Der Mut der Frauen by Ellin Carsta

Der Mut der Frauen by Ellin Carsta

Autor:Ellin Carsta [Carsta, Ellin]
Die sprache: deu
Format: epub
Herausgeber: Tinte & Feder
veröffentlicht: 2022-03-14T22:00:00+00:00


12. Kapitel

Es gibt so vieles, was falsch läuft, dass ich beinahe nichts mehr entdecke, was überhaupt noch gut ist.

Gustav von Falkenbach

Gustav hatte sich fast zu Tode erschrocken, als er Ferdinand auf sich zueilen sah, während er gerade die Tür zur Praxis abschloss. Aron und seine Eltern waren erst vor wenigen Augenblicken gegangen und hatten sich in die andere Richtung davongemacht. Eigentlich konnte Ferdinand sie nicht mehr gesehen haben. Doch wenn er nur einen Augenblick früher gekommen wäre, hätte Gustav keine glaubhafte Ausrede für Ferdinand, der immerhin Oberleutnant der Wehrmacht war, parat gehabt.

»Ferdinand? Was machst du denn hier?«

»Guten Tag, Gustav. Kann ich dich vielleicht kurz sprechen?«

»Aber sicher. Ich wollte zwar gerade zum Mittagessen, aber wenn du willst, gehen wir wieder rein.«

»Nein, nein. Ich begleite dich einfach«, schlug Ferdinand vor.

»Gut, wie du willst«, stimmte Gustav zu und war erleichtert, dass Ferdinand offenbar tatsächlich nicht das Geringste bemerkt hatte.

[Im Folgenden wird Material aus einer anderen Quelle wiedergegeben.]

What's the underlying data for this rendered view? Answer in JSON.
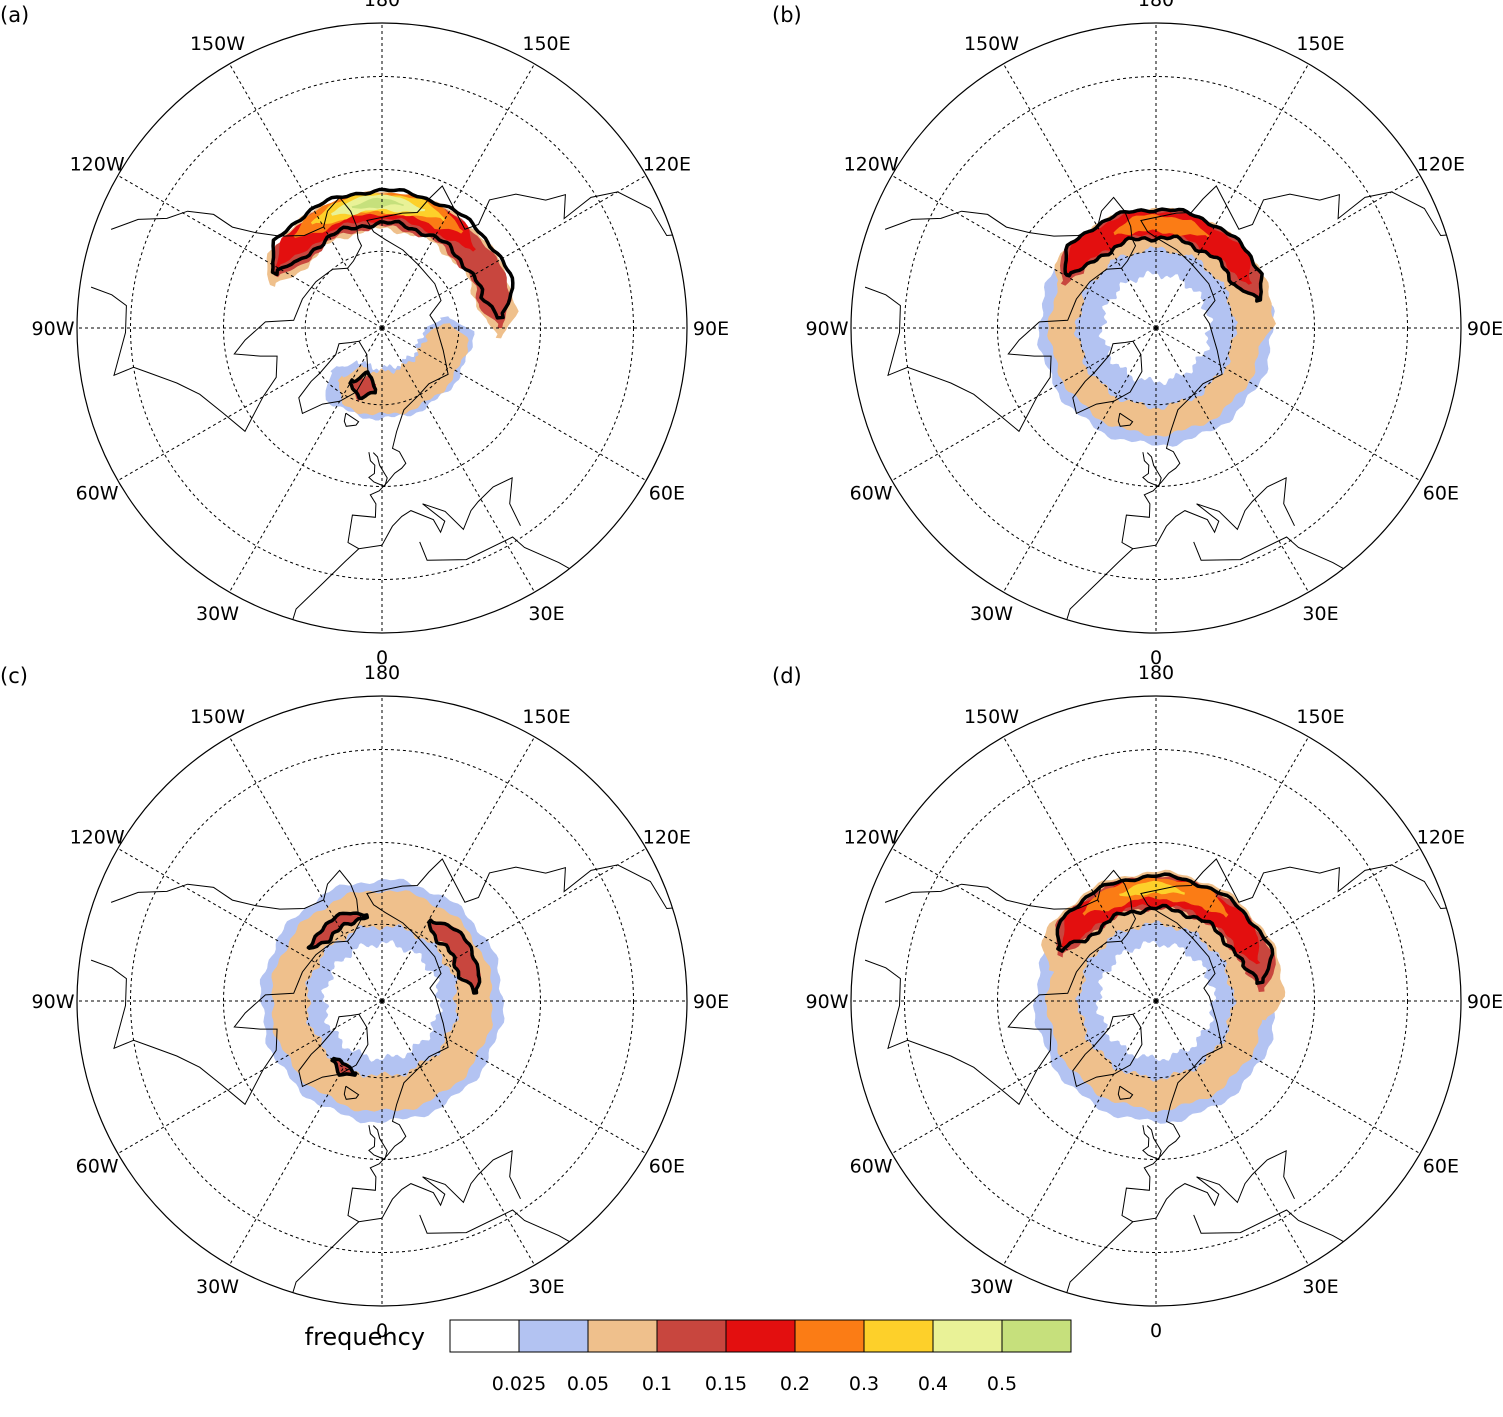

»Eigentlich ist es wegen Inge«, begann Ferdinand sogleich. »Seit der Zwangssterilisation steht sie vollkommen neben sich.«

»Und das wundert dich?«

»Nein, wundern nicht. Aber wir machen uns alle große Sorgen um sie. Vor allem meine Mutter. Deshalb wollte ich dich fragen, ob du als Arzt irgendetwas weißt, was wir tun können, oder aber an wen wir uns wenden können?«

»Hm«, machte Gustav. »Ich bin kein Seelendoktor. Und ich muss auch gestehen, dass ich keinen Kollegen in der Gegend kenne, der sich darauf spezialisiert hat. Es gibt allerdings die Heil- und Pflegeanstalt Eglfing-Haar unter der Leitung von Dr. Hermann Pfannmüller, in der Nervenkranke behandelt werden.«

»Und du denkst, dass Inge in so eine Einrichtung gehört?«

»Das kann ich nicht beurteilen. Ich habe sie, soweit ich weiß, überhaupt nur ein einziges Mal gesehen, seit das geschehen ist. Und da huschte sie auch nur an mir vorbei und ist meinem Blick ausgewichen.«

»Das ist es ja. Sie war schon früher still und schüchtern. Doch nun ist sie verschreckt wie ein Reh. Und meine Mutter hatte heute Besuch von Kurt, den Inge eigentlich nächsten Monat heiraten wollte. Sie hat die Verlobung aufgelöst und ihm wohl gesagt, dass er sich eine Frau suchen soll, mit der er Kinder bekommen kann.«

»Das klingt sehr extrem«, befand Gustav nachdenklich. »Wenn sie auf diese Weise mit ihm gebrochen hat, scheint sie keine Perspektive mehr für ihr Leben zu sehen.«

»Ich kann es ja verstehen. Doch die Inge ist eine junge Frau. Sie kann doch unmöglich ihr ganzes Leben lang allein bleiben.«

»Vermutlich denkt sie derzeit gar nicht so weit«, meinte Gustav, während sie langsam nebeneinanderher gingen. »Und wenn ich das so höre, bezweifle ich, dass es ihr allein gelingen wird, die dunklen Wolken zu vertreiben.«

»Genauso sehen wir es auch.«

»Soll ich also mal mit dem Kollegen Pfannmüller Kontakt aufnehmen?«, fragte Gustav.

»Das wäre vermutlich das Beste. Vielleicht hat er ja auch einen Rat für dich, ohne dass sie gleich in die Klinik eingewiesen werden muss.«

»Versuchen kann ich es. Doch er wäre ein schlechter Mediziner, wenn er auf die Distanz eine Diagnose stellen würde.« Gustav sah Ferdinand von der Seite an. »Ich könnte ja mal versuchen, mit Inge zu sprechen. Dann könnte ich Dr. Pfannmüller schon mehr über sie sagen.